PW: No, you moved back to San Francisco.
KY: No, I'm back here, I'm back here.
PW: When did you move back to San Francisco?
KY: I moved back at the end of '86, and I got a job at the Southeast Health Center in the Bayview. I worked there for eight years. I think it was okay for the first four, it was an incredibly dysfunctional place. Just famously dysfunctional, dysfunctional for ages and ages and ages. And a Black woman who had come after me and then left to become the medical director in the Western Addition Clinic, somehow she, I don't know, I had breakfast with her and she said, "You know, you don't have to stay there." See, once again, it never occur to me that I could just leave. And it was like another lightbulb. Some of my friends had just gotten tired of hearing me talk about how dysfunctional this place was. And I actually went and joined this woman at the Western Addition Clinic, the Maxine Hall Health Center, and I spent seventeen, eighteen years there.

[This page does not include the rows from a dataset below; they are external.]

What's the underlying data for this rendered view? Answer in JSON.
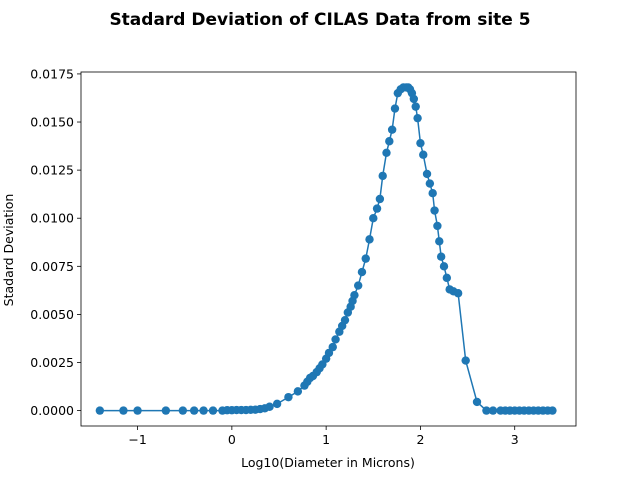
{
  "chart_data": {
    "type": "line",
    "title": "Stadard Deviation of CILAS Data from site 5",
    "xlabel": "Log10(Diameter in Microns)",
    "ylabel": "Stadard Deviation",
    "xlim": [
      -1.6,
      3.65
    ],
    "ylim": [
      -0.0008,
      0.0176
    ],
    "grid": false,
    "legend": "none",
    "color": "#1f77b4",
    "marker": "circle",
    "x_ticks": [
      -1,
      0,
      1,
      2,
      3
    ],
    "x_tick_labels": [
      "−1",
      "0",
      "1",
      "2",
      "3"
    ],
    "y_ticks": [
      0.0,
      0.0025,
      0.005,
      0.0075,
      0.01,
      0.0125,
      0.015,
      0.0175
    ],
    "y_tick_labels": [
      "0.0000",
      "0.0025",
      "0.0050",
      "0.0075",
      "0.0100",
      "0.0125",
      "0.0150",
      "0.0175"
    ],
    "series": [
      {
        "x": [
          -1.4,
          -1.15,
          -1.0,
          -0.7,
          -0.52,
          -0.4,
          -0.3,
          -0.2,
          -0.1,
          -0.05,
          0.0,
          0.05,
          0.1,
          0.15,
          0.2,
          0.25,
          0.3,
          0.35,
          0.4,
          0.48,
          0.6,
          0.7,
          0.77,
          0.8,
          0.83,
          0.86,
          0.9,
          0.93,
          0.96,
          1.0,
          1.03,
          1.07,
          1.1,
          1.14,
          1.17,
          1.2,
          1.23,
          1.26,
          1.28,
          1.3,
          1.34,
          1.38,
          1.42,
          1.46,
          1.5,
          1.54,
          1.57,
          1.6,
          1.64,
          1.67,
          1.7,
          1.73,
          1.76,
          1.79,
          1.82,
          1.85,
          1.87,
          1.89,
          1.91,
          1.93,
          1.95,
          1.97,
          2.0,
          2.03,
          2.07,
          2.1,
          2.13,
          2.15,
          2.18,
          2.2,
          2.22,
          2.25,
          2.28,
          2.31,
          2.35,
          2.4,
          2.48,
          2.6,
          2.7,
          2.77,
          2.85,
          2.9,
          2.95,
          3.0,
          3.05,
          3.1,
          3.15,
          3.2,
          3.25,
          3.3,
          3.35,
          3.4
        ],
        "y": [
          0.0,
          0.0,
          0.0,
          0.0,
          0.0,
          0.0,
          0.0,
          0.0,
          0.0,
          2e-05,
          2e-05,
          3e-05,
          3e-05,
          3e-05,
          4e-05,
          5e-05,
          8e-05,
          0.00012,
          0.0002,
          0.00035,
          0.0007,
          0.001,
          0.0013,
          0.0015,
          0.0017,
          0.0018,
          0.002,
          0.0022,
          0.0024,
          0.0027,
          0.003,
          0.0033,
          0.0037,
          0.0041,
          0.0044,
          0.0047,
          0.0051,
          0.0054,
          0.0057,
          0.006,
          0.0065,
          0.0072,
          0.0079,
          0.0089,
          0.01,
          0.0105,
          0.011,
          0.0122,
          0.0134,
          0.014,
          0.0146,
          0.0157,
          0.0165,
          0.0167,
          0.0168,
          0.0168,
          0.0168,
          0.0167,
          0.0165,
          0.0162,
          0.0158,
          0.0152,
          0.0139,
          0.0133,
          0.0123,
          0.0118,
          0.0113,
          0.0104,
          0.0096,
          0.0088,
          0.008,
          0.0075,
          0.0069,
          0.0063,
          0.0062,
          0.0061,
          0.0026,
          0.00045,
          0.0,
          0.0,
          0.0,
          0.0,
          0.0,
          0.0,
          0.0,
          0.0,
          0.0,
          0.0,
          0.0,
          0.0,
          0.0,
          0.0
        ]
      }
    ]
  }
}
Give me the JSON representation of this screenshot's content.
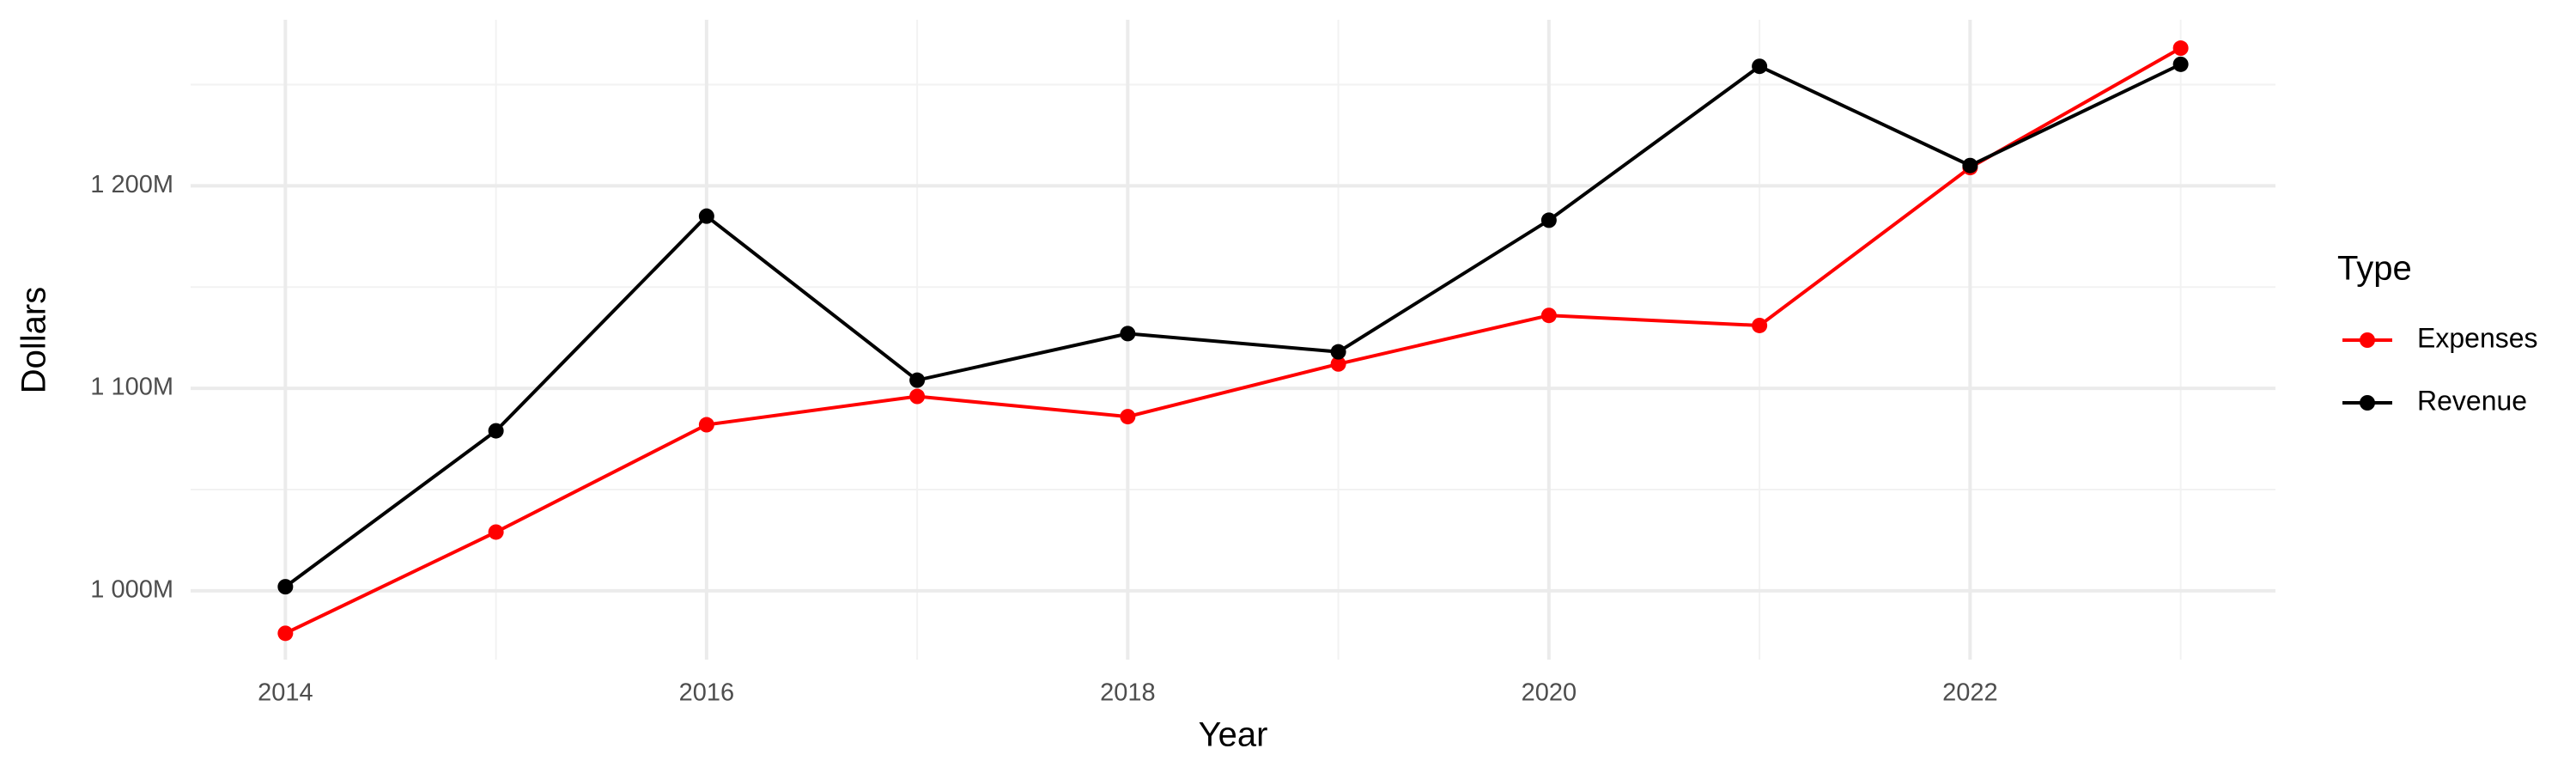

It was a little difficult at first because it was largely an internal medicine clinic and these were internal medicine people from UCSF which is one of the prized residency places in the country, and I come in as family practice. But it worked out and we eventually got more balance, we had family practice people. And it's a great staff, largely female, largely women of color, couple of gay women doctors. It was a good place. I mean, of course, it had its ups and downs and messes and stuff, but basically it was a good place to spend my last seventeen, eighteen years. I also got interested in acupuncture at this time. So for like a number of years I was really into learning to, I wanted to retire and when I retired I wanted to be an acupuncturist. I found out that I really wasn't... I didn't know how to take care of people who had money to pay for appointments. It was hard for me to charge people a going rate. My patients didn't have to pay because they were all either Medi-Cal or county supported. I never worried about billing, but when you say, well, "That's going to be a hundred and ten dollars," I couldn't do it. I couldn't advertise myself, couldn't market myself. And then my mother passed away suddenly.
PW: What year?
KY: In the end of 2001. And I used to spend my days off, I'd take her shopping. And since she was no longer there, I thought maybe I might as well work. And they wanted me to be medical director sort of as a... at least some interim thing until someone who was more appropriate to be medical director until her kids were old enough that she didn't have to be home all the time. So I was medical director for almost four years, which was not really my thing, but we survived.